Benwell

Today, the great city of Newcastle upon Tyne dominates north-eastern England. In Roman times it was known as Pons Aelius, – the bridge of Hadrian, for Aelius was Hadrian’s formal name.

Newcastle Castle Garth
The medieval Castle Garth at Newcastle, built over the site of the Roman fort.

It was the site of a Roman fort and presumably a Roman bridge.  Nothing is known of the Roman bridge, , but the position of the Fort has been located by archaeologists, even though there is nothing to be seen on the ground.

 

The first trace of Hadrian’s Wall to the west is found alongside the A 69,  the main road that crosses England from Newcastle to Carlisle, the traffic thundering past the excavated remains of the Wall.

 

 

The first Roman fort to the west is at Benwell, today a suburb of Newcastle. Here the Roman fort is concealed under a reservoir to the north of the road and a housing estate to the south. 

However the southern approach to the fort is preserved.  However this is not the entrance to the fort itself, but a fortified gateway over the Vallum.  The Vallum is one of the great mysteries of the wall.  It is a large flat bottomed ditch with a bank thrown up on either side which runs to the south of the wall, and in places adjacent to the wall and in places up to a mile away.  And it is one of the wall’s great mysteries. 

 

The Historic England reconstruction of the fortified crossing over the vallum at Benwall. Note in the distance to the right the gateway to the actual Fort.

What was it for?  It was built before the wall and in many places there are crossings.  Wall experts sometimes mutter that perhaps it was a customs barrier, but they are not really convinced, and as Humphrey Welfare once remarked, if you are totally confused by the Vallum, then you are on the right track. And anyway,here at Benwell there is actually a fortified gateway over the Vallum and this has been preserved.

Brunton turret

The next major site to see is the Brunton Turret, and here we must begin with some wall typology.   There are three types of structure on the wall, forts, milecastles and turrets.  The wall is 80 miles long and at every mile there is a milecastle numbered from 1 – 80, and between every mile castle there are two turrets labelled A and B.  In addition there are 6 forts each holding up to 500 men which provided the fighting force and the gateway through the wall. 

Brunton turret is 26B, and here we must do some more wall typology.   The wall itself is of three types: the broad wall, the narrow wall and the turf wall.  They began by building the wall in fine style 12 Roman feet wide, but when they got to Brunton Turret they decided that 12 feet was rather overdoing it so they decided to make a narrower wall 10 or even less feet wide.  Meanwhile the western half of the wall was originally built as a turf wall, but they then decided that this was not strong enough so they replaced it by a stone wall. 

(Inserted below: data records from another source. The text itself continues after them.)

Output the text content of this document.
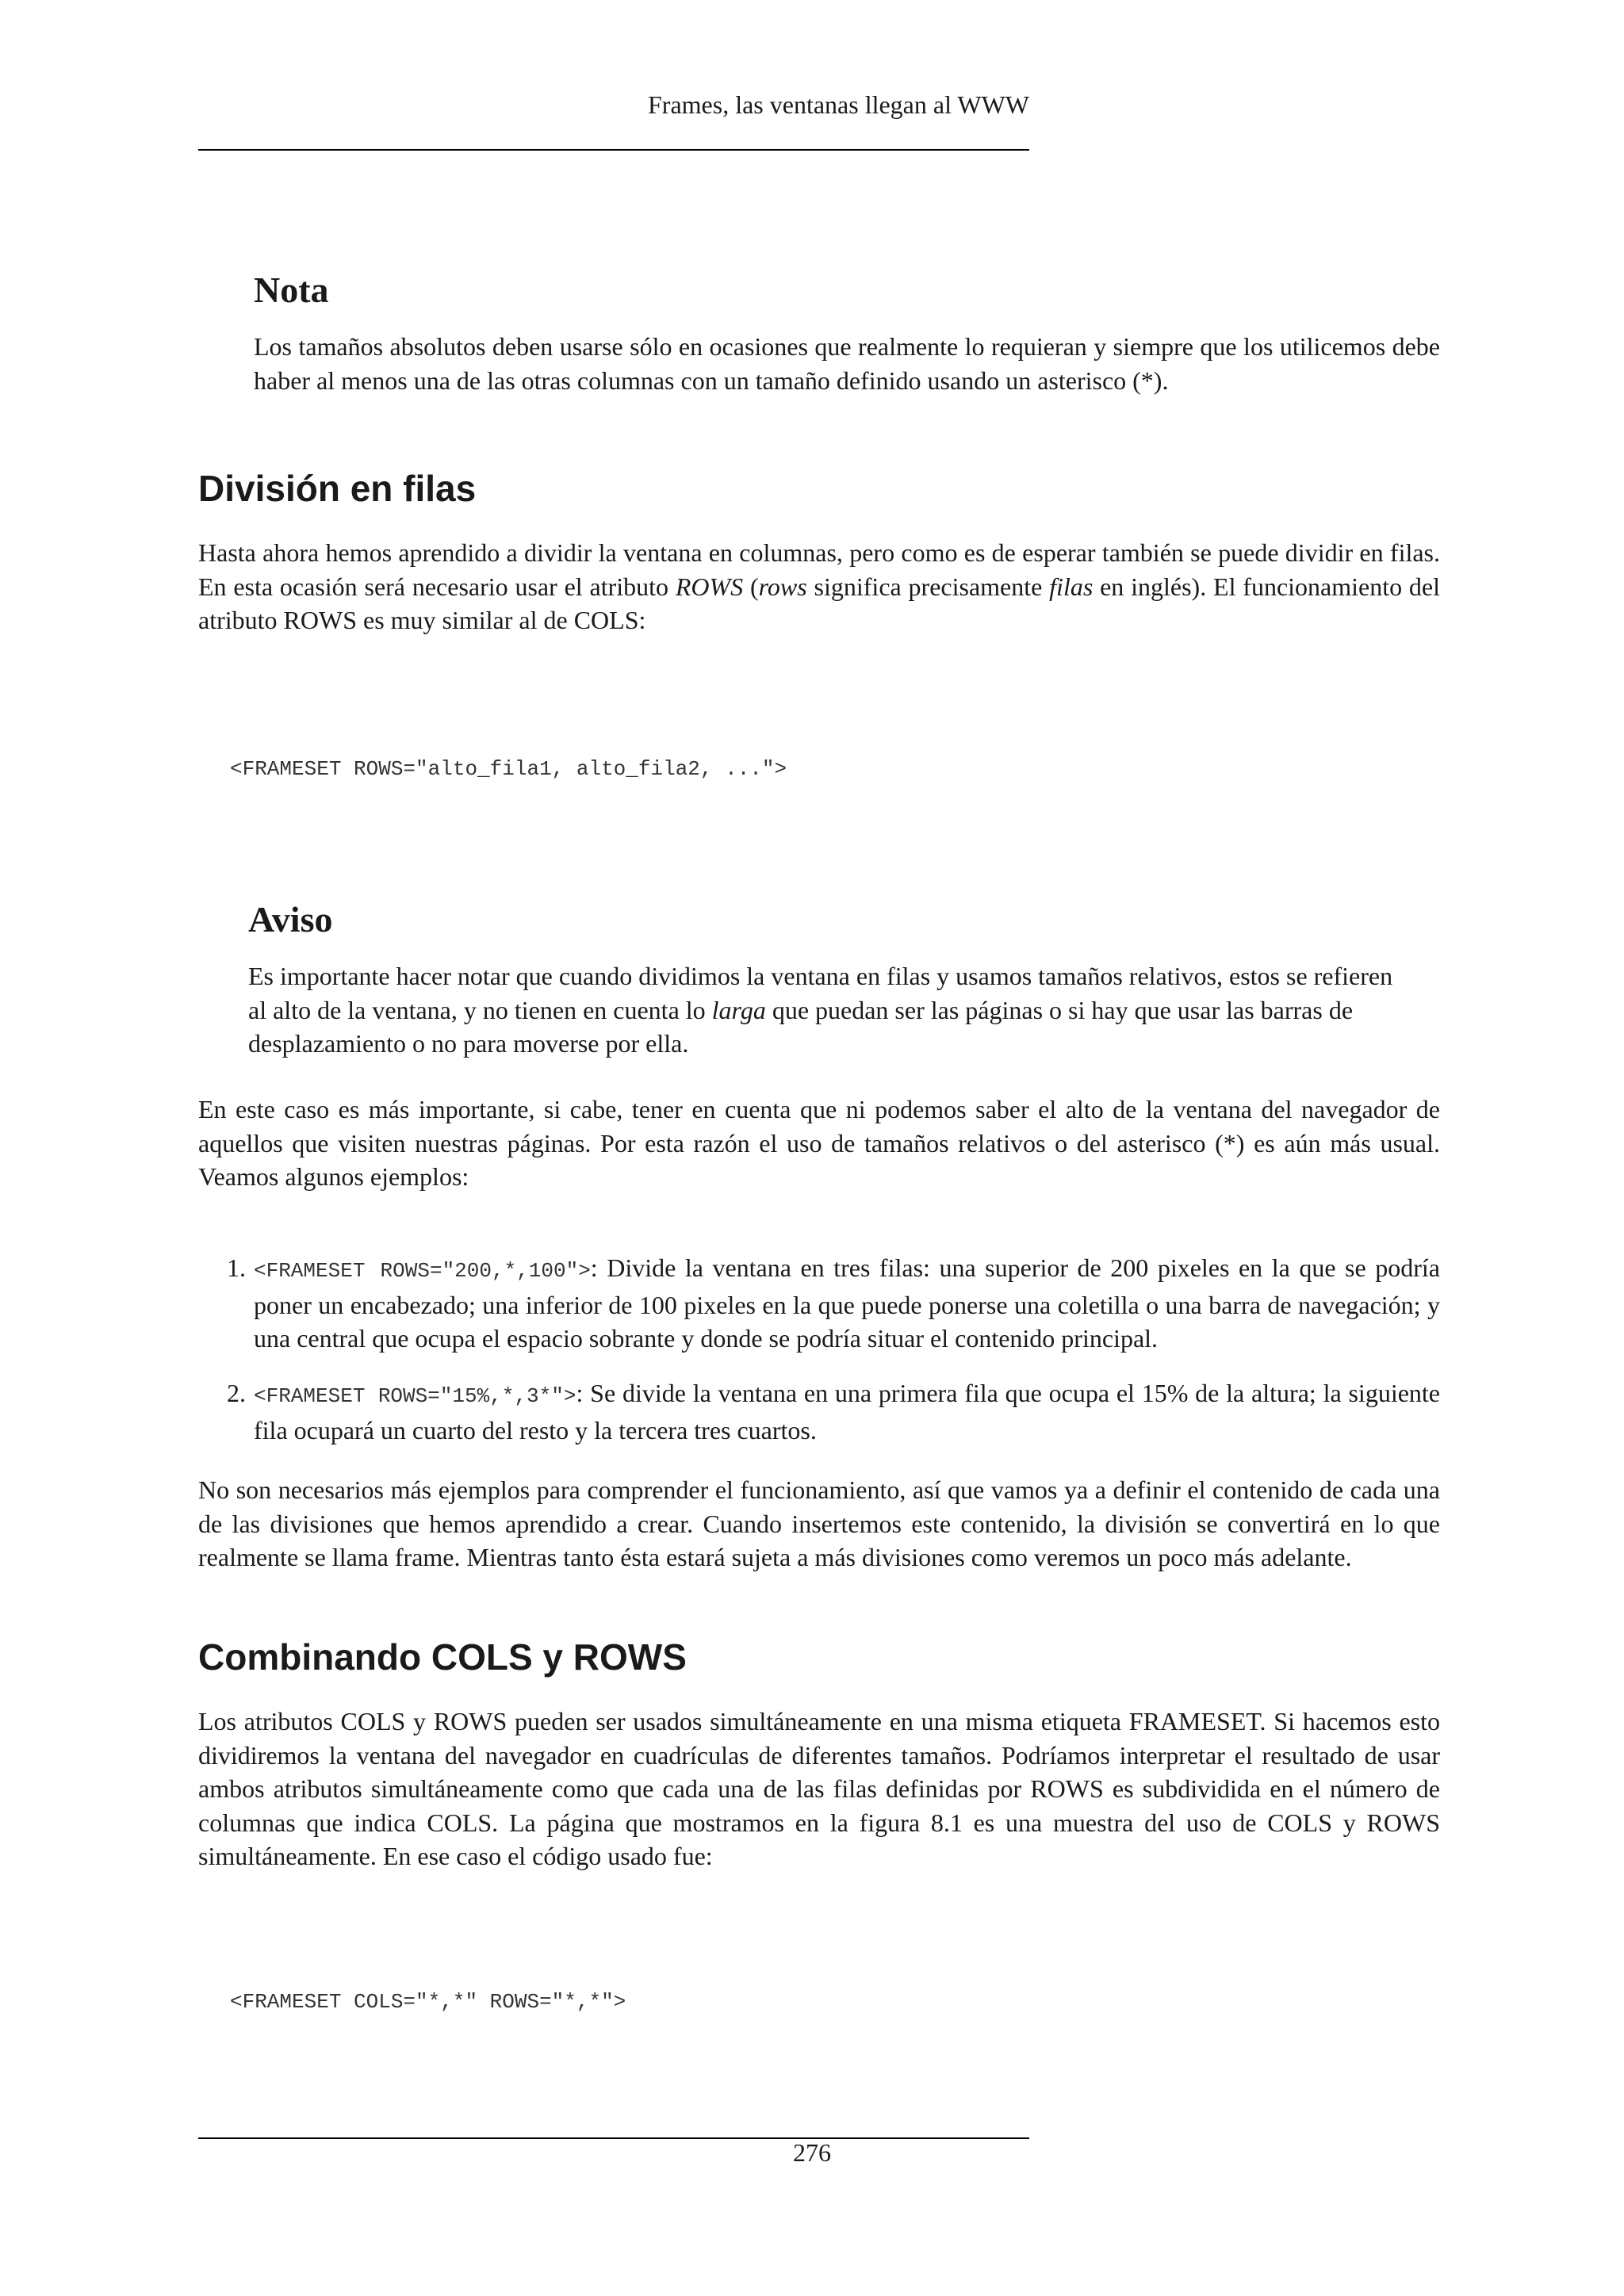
Frames, las ventanas llegan al WWW
Nota

Los tamaños absolutos deben usarse sólo en ocasiones que realmente lo requieran y siempre que los utilicemos debe haber al menos una de las otras columnas con un tamaño definido usando un asterisco (*).

División en filas

Hasta ahora hemos aprendido a dividir la ventana en columnas, pero como es de esperar también se puede dividir en filas. En esta ocasión será necesario usar el atributo ROWS (rows significa precisamente filas en inglés). El funcionamiento del atributo ROWS es muy similar al de COLS:

<FRAMESET ROWS="alto_fila1, alto_fila2, ...">
Aviso

Es importante hacer notar que cuando dividimos la ventana en filas y usamos tamaños relativos, estos se refieren al alto de la ventana, y no tienen en cuenta lo larga que puedan ser las páginas o si hay que usar las barras de desplazamiento o no para moverse por ella.

En este caso es más importante, si cabe, tener en cuenta que ni podemos saber el alto de la ventana del navegador de aquellos que visiten nuestras páginas. Por esta razón el uso de tamaños relativos o del asterisco (*) es aún más usual. Veamos algunos ejemplos:

1. <FRAMESET ROWS="200,*,100">: Divide la ventana en tres filas: una superior de 200 pixeles en la que se podría poner un encabezado; una inferior de 100 pixeles en la que puede ponerse una coletilla o una barra de navegación; y una central que ocupa el espacio sobrante y donde se podría situar el contenido principal.
2. <FRAMESET ROWS="15%,*,3*">: Se divide la ventana en una primera fila que ocupa el 15% de la altura; la siguiente fila ocupará un cuarto del resto y la tercera tres cuartos.

No son necesarios más ejemplos para comprender el funcionamiento, así que vamos ya a definir el contenido de cada una de las divisiones que hemos aprendido a crear. Cuando insertemos este contenido, la división se convertirá en lo que realmente se llama frame. Mientras tanto ésta estará sujeta a más divisiones como veremos un poco más adelante.

Combinando COLS y ROWS

Los atributos COLS y ROWS pueden ser usados simultáneamente en una misma etiqueta FRAMESET. Si hacemos esto dividiremos la ventana del navegador en cuadrículas de diferentes tamaños. Podríamos interpretar el resultado de usar ambos atributos simultáneamente como que cada una de las filas definidas por ROWS es subdividida en el número de columnas que indica COLS. La página que mostramos en la figura 8.1 es una muestra del uso de COLS y ROWS simultáneamente. En ese caso el código usado fue:

<FRAMESET COLS="*,*" ROWS="*,*">
276
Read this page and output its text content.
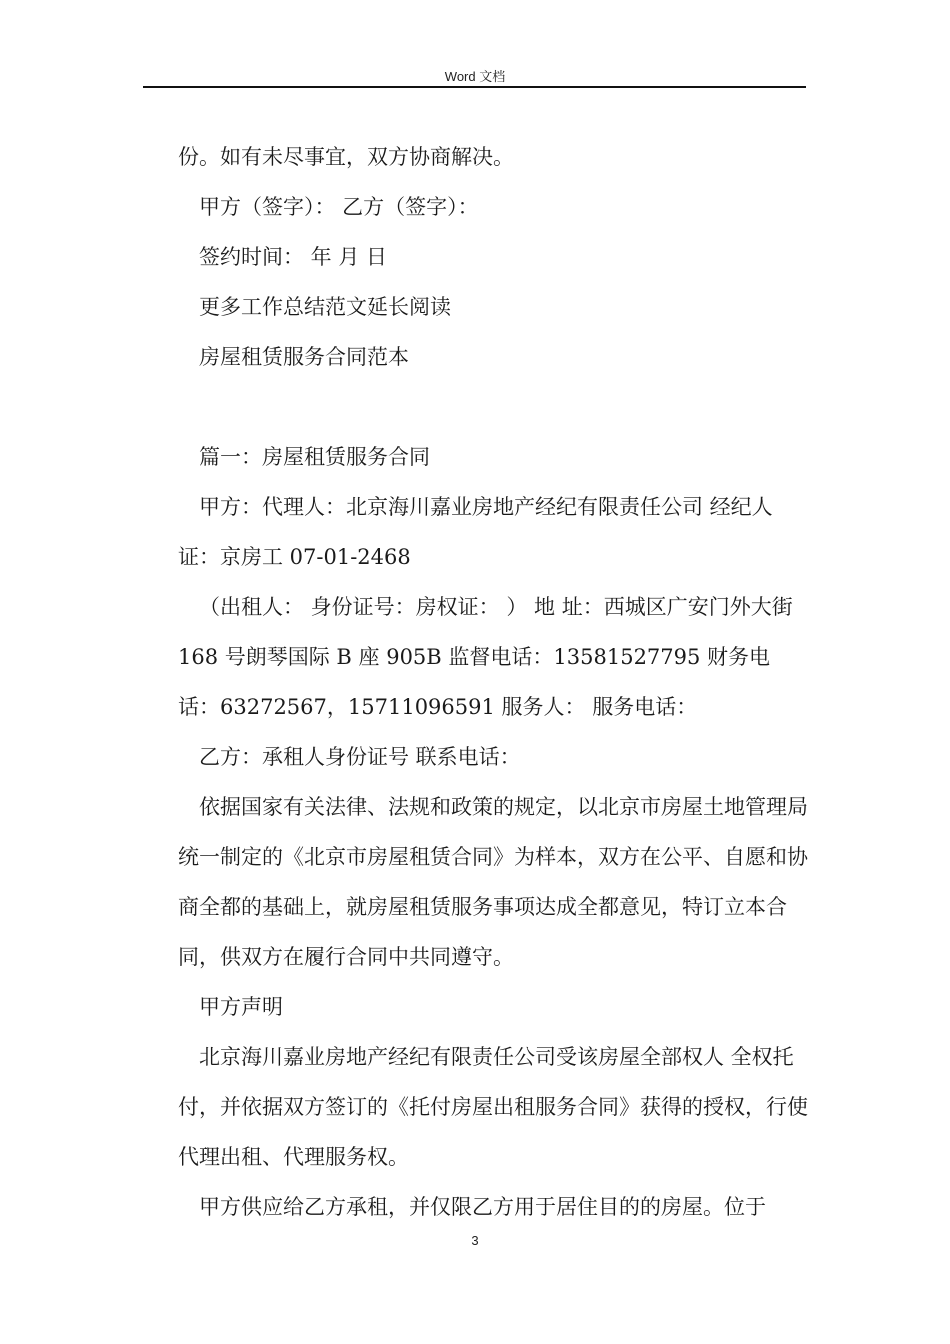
Word 文档

份。如有未尽事宜，双方协商解决。

甲方（签字）： 乙方（签字）：

签约时间： 年 月 日

更多工作总结范文延长阅读

房屋租赁服务合同范本

篇一：房屋租赁服务合同

甲方：代理人：北京海川嘉业房地产经纪有限责任公司 经纪人证：京房工 07-01-2468

（出租人： 身份证号：房权证： ） 地 址：西城区广安门外大街 168 号朗琴国际 B 座 905B 监督电话：13581527795 财务电话：63272567，15711096591 服务人： 服务电话：

乙方：承租人身份证号 联系电话：

依据国家有关法律、法规和政策的规定，以北京市房屋土地管理局统一制定的《北京市房屋租赁合同》为样本，双方在公平、自愿和协商全都的基础上，就房屋租赁服务事项达成全都意见，特订立本合同，供双方在履行合同中共同遵守。

甲方声明

北京海川嘉业房地产经纪有限责任公司受该房屋全部权人 全权托付，并依据双方签订的《托付房屋出租服务合同》获得的授权，行使代理出租、代理服务权。

甲方供应给乙方承租，并仅限乙方用于居住目的的房屋。位于

3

But Brunton Turret is terribly important because this is the point where the broad wall is replaced by the narrow wall.  It seems that the turrets were built before the wall by specialised teams of turret builders and they built the turrets and left two stubs of wall on either side and these were both broad wall stubs.  And the broad walk comes up one side and joins up with the stubs and on the other side the stub joined to the narrower wall. It is details such as this that give wall studies their great fascination.